Als Reaktion auf die Verabschiedung des Gesetzesentwurfs sind sich verschiedene Pflegeverbände in ihrer Kritik einig: Der Entwurf ist keine Neuausrichtung, sondern allenfalls ein Zwischenschritt auf dem Weg hin zu einer Weiterentwicklung der Pflegeversicherung. Trotzdem wurde von den Verbänden begrüßt, dass die zusätzlichen Leistungen für den ambulanten Bereich vorgesehen sind und dabei dem Grundsatz „ambulant vor stationär“ folgen. Im Rahmen der  Erweiterung des ambulanten Leistungsangebotes tritt bspw. neben die Pflegeleistungen Grundpflege und hauswirtschaftliche Versorgung die  „häusliche Betreuung“ (§ 36 SGB V). Diese umfasst sonstige Hilfen, Unterstützung und Beaufsichtigung im häuslichen Umfeld durch eine anwesende Person, einschließlich Hilfen zur Orientierung und den Hilfen zur Gestaltung des Alltags und sozialer Kontakte.

Als Verlierer des Entwurfs dürfte sich die stationäre Pflege fühlen. Denn stationäre Pflegeeinrichtungen kommen weder in den Genuss der Mehrleistungen für Demenzerkrankte, noch zum Zuschuss der Bewohner in Wohngemeinschaften.

Doch ungeachtet der Ambulantisierung der Pflege bleibt nach wie vor die unzureichende Finanzierung der Pflegeversicherung. Arbeitgeberpräsident Dieter Hundt hatte dies bereits kurz nach Bekanntwerden von Bahrs Plänen kritisiert. Es sei unverantwortlich, zusätzliche Leistungen anzubieten, ohne sie dauerhaft zu finanzieren. Die Bundesregierung hatte zur Finanzierung der zusätzlichen Leistungen den  Beitragssatz von 1,95 auf 2,05 Prozent angehoben und mit Mehreinnahmen aus der Beitragserhöhung von 1,1 Milliarden Euro jährlich kalkuliert.

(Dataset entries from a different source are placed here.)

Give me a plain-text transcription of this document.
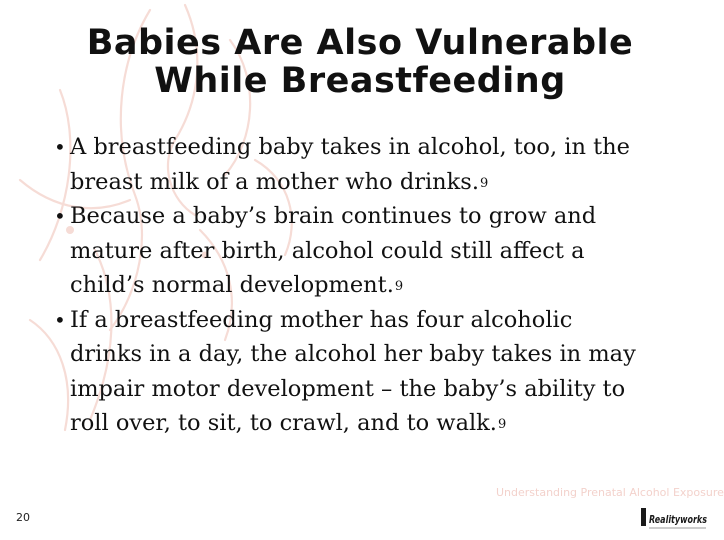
Babies Are Also Vulnerable
While Breastfeeding
• A breastfeeding baby takes in alcohol, too, in the
breast milk of a mother who drinks.$^9$
• Because a baby’s brain continues to grow and
mature after birth, alcohol could still affect a
child’s normal development.$^9$
• If a breastfeeding mother has four alcoholic
drinks in a day, the alcohol her baby takes in may
impair motor development – the baby’s ability to
roll over, to sit, to crawl, and to walk.$^9$
Understanding Prenatal Alcohol Exposure
20	Realityworks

Um die Pflegeversicherung demografiefest zu machen, hat das Bundeskabinett nun eine staatliche Förderung einer privaten Pflegezusatzversicherung gebilligt. Betont wird bei dieser Entscheidung, dass unabhängig vom persönlichen Einkommen gesetzlich Pflegeversicherte eine Zulage – von fünf Euro pro Monat bzw. 60 Euro pro Jahr – erhalten. Für die staatliche Förderung sind zunächst 100 Mio. Euro im Bundeshaushalt vorgesehen.

Ob mit der 5-Euro Zulage wirklich das Finanzierungsproblem (die soziale Pflegeversicherung verzeichnet den stärksten Zuwachs unter den Ausgabenträgern) gelöst werden kann, darf bezweifelt werden. Zumal Geringverdiener nicht wirklich einen Anreiz bekommen, eine Zusatzversicherung abzuschließen, die zwischen 20 und 30 Euro im Monat kostet. Freuen dürften sich allerdings die Versicherer, die zwar keinen Ansturm auf  Zusatzversicherungen erwarten werden, aber zumindest ein weiteres Verkaufsargument erhalten haben.